JAKARTA – Petani kelapa sawit yang tergabung dalam Serikat Petani Kelapa sawit (SPKS) menyambut baik kebijakan moratorium perizinan sawit yang tertuang dalam Inpres No 8 Tahun 2018 tentang Penundaan dan Evaluasi Perizinan Perkebunan Kelapa sawit Serta Peningkatan Produktivitas Perkebunan Kelapa sawit disambut baik petani kelapa sawit. Alasannya, kebijakan tersebut sebagai salah satu entry point positif yang dapat memberikan keuntungan riil untuk petani.
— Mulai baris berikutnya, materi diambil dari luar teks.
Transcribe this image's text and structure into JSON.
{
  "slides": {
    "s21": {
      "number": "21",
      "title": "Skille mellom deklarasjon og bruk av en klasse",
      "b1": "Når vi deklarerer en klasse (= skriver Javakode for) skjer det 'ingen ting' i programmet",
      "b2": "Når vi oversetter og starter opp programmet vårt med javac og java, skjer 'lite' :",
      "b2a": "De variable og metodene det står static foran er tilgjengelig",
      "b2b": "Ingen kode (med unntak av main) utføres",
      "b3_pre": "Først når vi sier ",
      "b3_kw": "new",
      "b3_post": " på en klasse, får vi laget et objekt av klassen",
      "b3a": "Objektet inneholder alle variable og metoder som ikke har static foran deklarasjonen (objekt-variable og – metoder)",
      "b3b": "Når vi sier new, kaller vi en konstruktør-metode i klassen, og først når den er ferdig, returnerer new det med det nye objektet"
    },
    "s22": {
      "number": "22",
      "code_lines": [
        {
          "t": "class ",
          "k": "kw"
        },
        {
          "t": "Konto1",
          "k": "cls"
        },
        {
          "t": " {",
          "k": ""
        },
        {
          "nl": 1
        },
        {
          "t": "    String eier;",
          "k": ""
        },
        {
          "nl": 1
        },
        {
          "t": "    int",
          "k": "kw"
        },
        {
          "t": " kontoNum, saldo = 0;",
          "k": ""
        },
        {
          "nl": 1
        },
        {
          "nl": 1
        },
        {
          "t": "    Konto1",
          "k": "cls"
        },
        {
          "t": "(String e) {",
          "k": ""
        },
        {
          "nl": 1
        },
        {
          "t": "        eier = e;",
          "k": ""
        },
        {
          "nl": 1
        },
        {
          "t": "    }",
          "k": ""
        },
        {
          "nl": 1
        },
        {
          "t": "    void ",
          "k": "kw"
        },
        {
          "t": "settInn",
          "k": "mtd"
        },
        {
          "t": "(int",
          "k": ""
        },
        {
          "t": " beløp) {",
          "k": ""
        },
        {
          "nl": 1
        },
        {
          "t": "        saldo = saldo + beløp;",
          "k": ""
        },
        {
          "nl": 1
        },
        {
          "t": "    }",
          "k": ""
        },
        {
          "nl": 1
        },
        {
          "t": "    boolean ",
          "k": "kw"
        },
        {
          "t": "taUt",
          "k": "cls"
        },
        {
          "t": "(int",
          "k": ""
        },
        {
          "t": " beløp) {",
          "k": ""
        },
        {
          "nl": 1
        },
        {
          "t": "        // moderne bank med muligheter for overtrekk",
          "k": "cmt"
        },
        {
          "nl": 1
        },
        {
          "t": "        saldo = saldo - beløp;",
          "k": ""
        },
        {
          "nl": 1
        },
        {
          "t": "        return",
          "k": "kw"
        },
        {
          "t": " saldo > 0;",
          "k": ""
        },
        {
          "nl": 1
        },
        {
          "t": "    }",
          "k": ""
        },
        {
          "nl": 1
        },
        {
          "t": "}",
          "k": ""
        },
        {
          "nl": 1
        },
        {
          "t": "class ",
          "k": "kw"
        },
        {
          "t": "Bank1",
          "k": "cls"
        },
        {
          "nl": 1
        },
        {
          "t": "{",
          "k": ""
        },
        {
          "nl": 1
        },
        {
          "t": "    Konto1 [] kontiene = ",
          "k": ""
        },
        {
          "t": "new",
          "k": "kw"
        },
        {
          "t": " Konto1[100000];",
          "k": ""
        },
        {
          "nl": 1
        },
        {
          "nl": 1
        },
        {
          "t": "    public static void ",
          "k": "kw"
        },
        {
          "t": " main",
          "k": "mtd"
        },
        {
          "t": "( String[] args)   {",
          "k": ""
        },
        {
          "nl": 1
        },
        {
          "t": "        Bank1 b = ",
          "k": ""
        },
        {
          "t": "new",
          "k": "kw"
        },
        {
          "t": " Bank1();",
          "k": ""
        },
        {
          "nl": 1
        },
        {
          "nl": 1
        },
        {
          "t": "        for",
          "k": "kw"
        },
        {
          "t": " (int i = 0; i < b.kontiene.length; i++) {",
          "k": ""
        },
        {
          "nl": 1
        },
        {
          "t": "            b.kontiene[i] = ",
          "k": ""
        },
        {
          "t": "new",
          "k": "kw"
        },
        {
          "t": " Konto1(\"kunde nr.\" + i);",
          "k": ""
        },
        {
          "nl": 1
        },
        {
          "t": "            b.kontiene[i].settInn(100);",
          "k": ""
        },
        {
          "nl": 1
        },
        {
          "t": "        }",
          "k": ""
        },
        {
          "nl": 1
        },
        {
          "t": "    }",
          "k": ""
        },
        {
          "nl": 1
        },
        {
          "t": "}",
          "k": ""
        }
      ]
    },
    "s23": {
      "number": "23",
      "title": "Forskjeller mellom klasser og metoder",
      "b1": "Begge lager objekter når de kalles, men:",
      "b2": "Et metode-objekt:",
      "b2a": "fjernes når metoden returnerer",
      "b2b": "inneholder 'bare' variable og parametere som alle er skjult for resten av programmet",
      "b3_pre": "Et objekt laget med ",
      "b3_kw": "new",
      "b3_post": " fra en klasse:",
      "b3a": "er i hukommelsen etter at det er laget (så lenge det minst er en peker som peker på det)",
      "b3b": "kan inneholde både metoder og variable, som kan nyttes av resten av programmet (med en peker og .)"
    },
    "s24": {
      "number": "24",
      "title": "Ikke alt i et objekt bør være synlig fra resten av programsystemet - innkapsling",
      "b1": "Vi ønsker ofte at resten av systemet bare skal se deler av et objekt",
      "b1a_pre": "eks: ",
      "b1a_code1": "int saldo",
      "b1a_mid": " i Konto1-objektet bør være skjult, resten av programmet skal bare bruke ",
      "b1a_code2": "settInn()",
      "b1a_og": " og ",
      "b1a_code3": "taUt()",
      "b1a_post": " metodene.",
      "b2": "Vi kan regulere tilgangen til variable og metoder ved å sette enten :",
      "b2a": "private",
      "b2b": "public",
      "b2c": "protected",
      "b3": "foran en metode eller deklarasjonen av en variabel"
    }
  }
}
Ketua Umum SPKS Mansuetus Darto menjelaskan, kebijakan itu memberi peluang agar petani swadaya mandiri memperoleh pemberdayaan dan mencegah over supply yang saat ini sedang terjadi. Jika over supply terus terjadi, tandan buah segar (TBS) akan dihargai murah dan bahkan tidak akan tertampung lagi oleh perusahaan-perusahaan. “Kalau itu terus terjadi, artinya income petani menjadi 0%. Jadi manfaat moratorium ini sangat positif dan memberi banyak manfaat bagi kami para petani sawit swadaya,” jelas Mansuetus saat Rembuk Nasional Petani Kelapa sawit Indonesia Bergotong-royong untuk Moratorium sawit di Jakarta, Rabu (28/11).
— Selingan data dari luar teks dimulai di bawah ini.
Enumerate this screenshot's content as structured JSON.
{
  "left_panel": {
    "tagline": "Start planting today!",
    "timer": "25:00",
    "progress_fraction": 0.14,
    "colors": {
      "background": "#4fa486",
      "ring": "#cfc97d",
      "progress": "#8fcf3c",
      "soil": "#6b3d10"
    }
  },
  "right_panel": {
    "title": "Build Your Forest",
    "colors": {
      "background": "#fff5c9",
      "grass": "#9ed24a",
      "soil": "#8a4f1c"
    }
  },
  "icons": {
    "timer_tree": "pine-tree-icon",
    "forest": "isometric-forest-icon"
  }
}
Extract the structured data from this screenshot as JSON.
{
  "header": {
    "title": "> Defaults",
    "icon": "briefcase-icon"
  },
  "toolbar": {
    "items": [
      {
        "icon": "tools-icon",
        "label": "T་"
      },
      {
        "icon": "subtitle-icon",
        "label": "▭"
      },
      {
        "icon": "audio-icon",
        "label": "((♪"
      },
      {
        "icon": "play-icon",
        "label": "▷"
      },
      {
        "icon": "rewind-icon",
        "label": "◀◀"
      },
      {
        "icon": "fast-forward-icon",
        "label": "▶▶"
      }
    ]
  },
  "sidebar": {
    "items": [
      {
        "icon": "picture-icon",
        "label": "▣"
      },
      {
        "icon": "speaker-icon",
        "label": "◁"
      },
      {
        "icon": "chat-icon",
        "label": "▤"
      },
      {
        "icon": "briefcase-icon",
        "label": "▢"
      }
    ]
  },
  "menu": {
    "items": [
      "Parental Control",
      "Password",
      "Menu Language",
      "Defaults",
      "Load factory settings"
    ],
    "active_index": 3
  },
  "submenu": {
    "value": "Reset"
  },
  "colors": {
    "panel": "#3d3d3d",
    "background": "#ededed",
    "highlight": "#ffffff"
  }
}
Beberapa poin penting dari Inpres Moratorium sawit tersebut yang relevan bagi petani kelapa sawit di antaranya adalah pemetaan petani sawit dalam kawasan hutan dan APL (Areal Penggunaan Lain), revitalisasi kelembagaan, pelaksanaan ISPO (Indonesian Sustainable Palm Oil), alokasi 20% dari kawasan hutan dan HGU (Hak Guna Usaha) serta meningkatkan produktivitas petani. Saat ini, petani swadaya kesulitan mengurus legalitas karena selain biayanya mahal juga belum ada pendekatan yang memudahkan petani untuk lebih cepat. Jika pendataan dan pemetaan dilakukan dengan baik, itu akan mempermudah penerbitan legalitas seperti STDB (Surat Tanda Daftar Budidaya) ataupun Sertifikat Hak Milik hingga mempermudah petani memperoleh ISPO.
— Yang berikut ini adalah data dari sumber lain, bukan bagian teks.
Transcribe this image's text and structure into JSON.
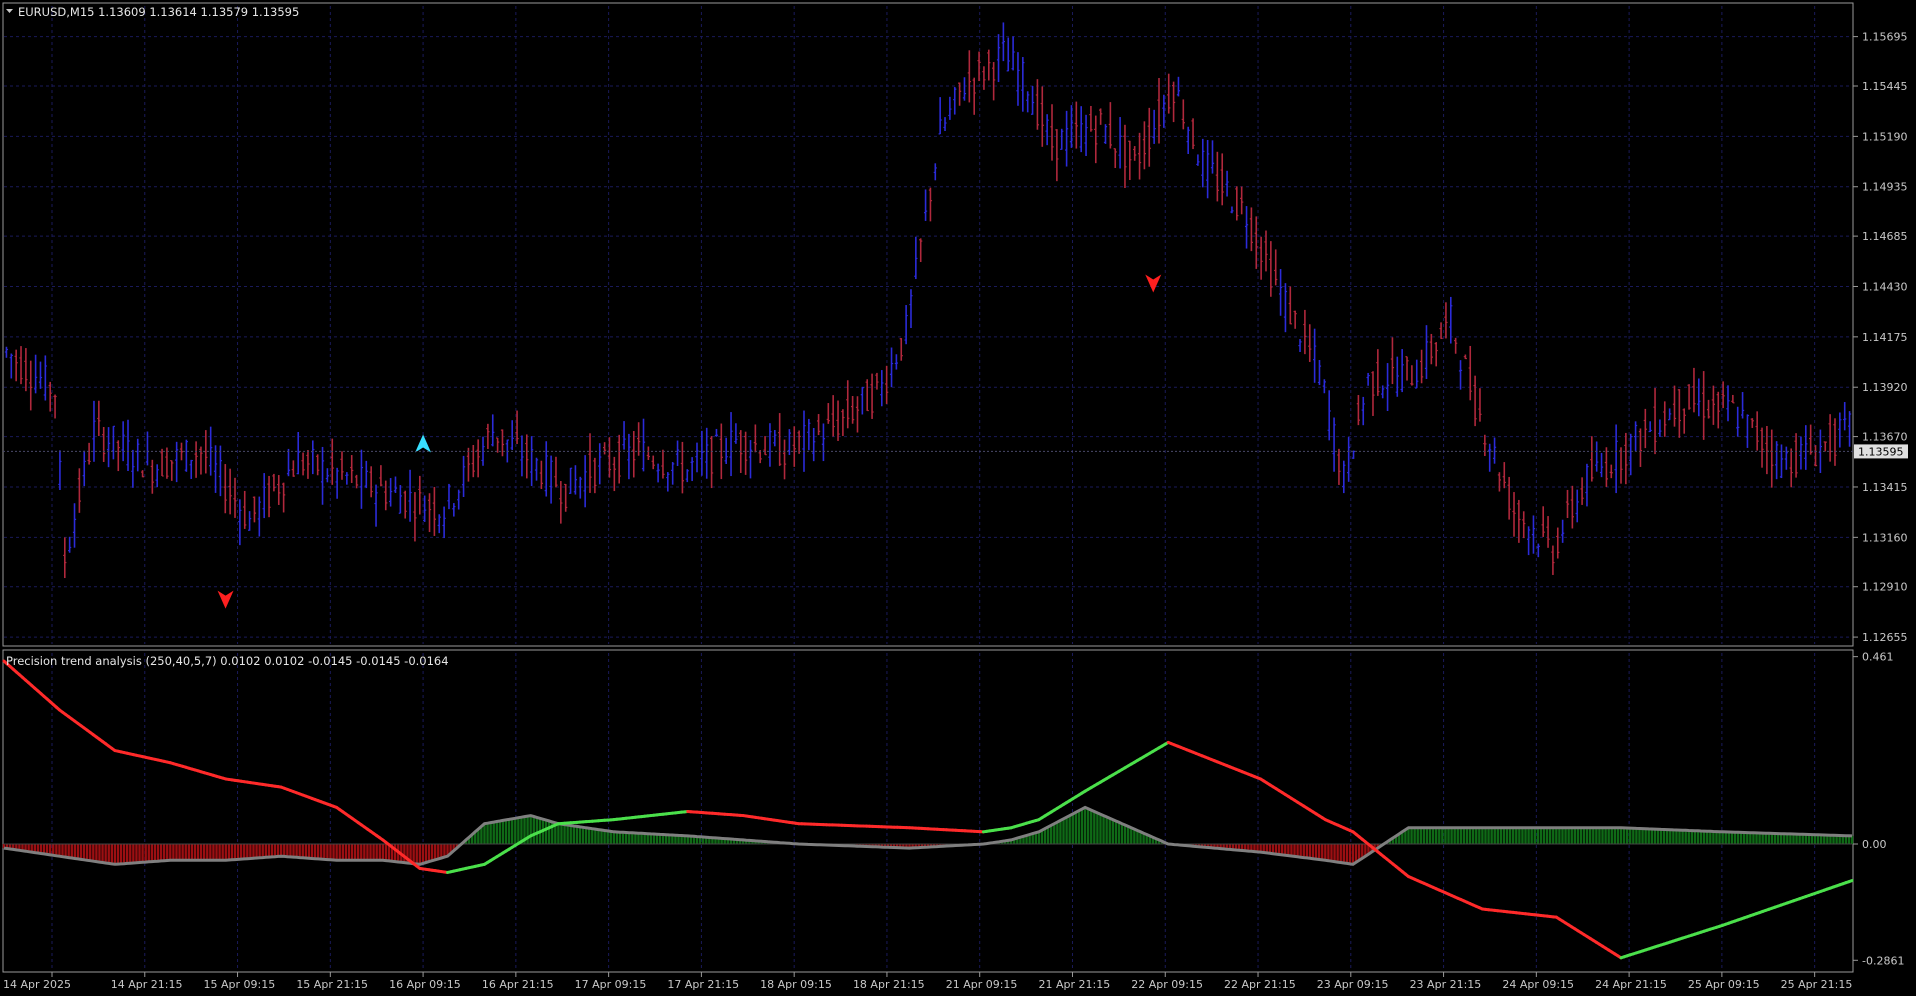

Selain itu, lanjut Darto, moratorium juga dapat membantu meningkatkan produktivitas petani swadaya. Realita yang terjadi di lapangan menunjukkan, produktivitas kebun petani kurang produktif dan hanya mampu memproduksi TBS sebanyak 12 ton per hektare (ha) per tahun. Idealnya, jumlah produksi mencapai 36 ton per ha per tahun. Petani sawit mandiri berkontribusi besar dalam produksi minyak sawit nasional. Karena itu, jangan dikira produksi CPO nasional hanya oleh Industri saja tetapi juga para petani memiliki andil besar. Kurang lebih 30% dari total 43% perkebunan rakyat digarap oleh petani swadaya, dengan produksi CPO nasional yang diperoleh dari petani mencapai sekitar 15 juta ton per tahun, sehingga sangat disayangkan jika tidak ada pemberdayaan bagi petani sawit swadaya.
Sementara itu, SPKS mengajak seluruh pemangku kebijakan untuk serius merumuskan kebijakan-kebijakan yang memberikan keadilan dan kesejahteraan untuk para petani serta berkomitmen untuk tidak melakukan deforestasi. Karena deforestasi justru bertentangan dengan komitmen moratorium sawit yang disampaikan Presiden Jokowi. “Merujuk pada kebijakan moratorium itu, marilah semua pihak bekerjasama untuk berkomitmen melaksanakannya. Kami para petani juga meminta Presiden untuk bersikap tegas kepada pelaku deforestasi karena akan mengganggu arah bisnis sawit ke arah sawit yang berkelanjutan dan merugikan petani yang sudah berpraktek secara lestari,” tegas Darto.
Selain itu, SPKS juga meminta kepada presiden untuk segera memutuskan nasib tiga juta petani yang menghidupi 17 juta penduduk Indonesia itu untuk segera bermitra dengan pabrik-pabrik sawit skala besar dan pabrik yang tidak memiliki kebun. Dengan cara itu, petani swadaya bisa lebih baik nasibnya. Penurunan harga sawit yang terjadi saat ini, hingga mencapai Rp 500 per kg, disebabkan oleh beberapa hal, termasuk adanya pungutan sebesar US$ 50 CPO untuk program B20, kelebihan produksi, permintaan berjalan di tempat, penurunan harga komoditas nabati lainnya, tata kelola pembelian TBS petani yang tanpa pengawasan bagi pembeli pihak ketiga, dan moratorium hutan dan perbaikan tata kelola lahan selama 10 tahun terakhir yang tidak dijalankan secara serius.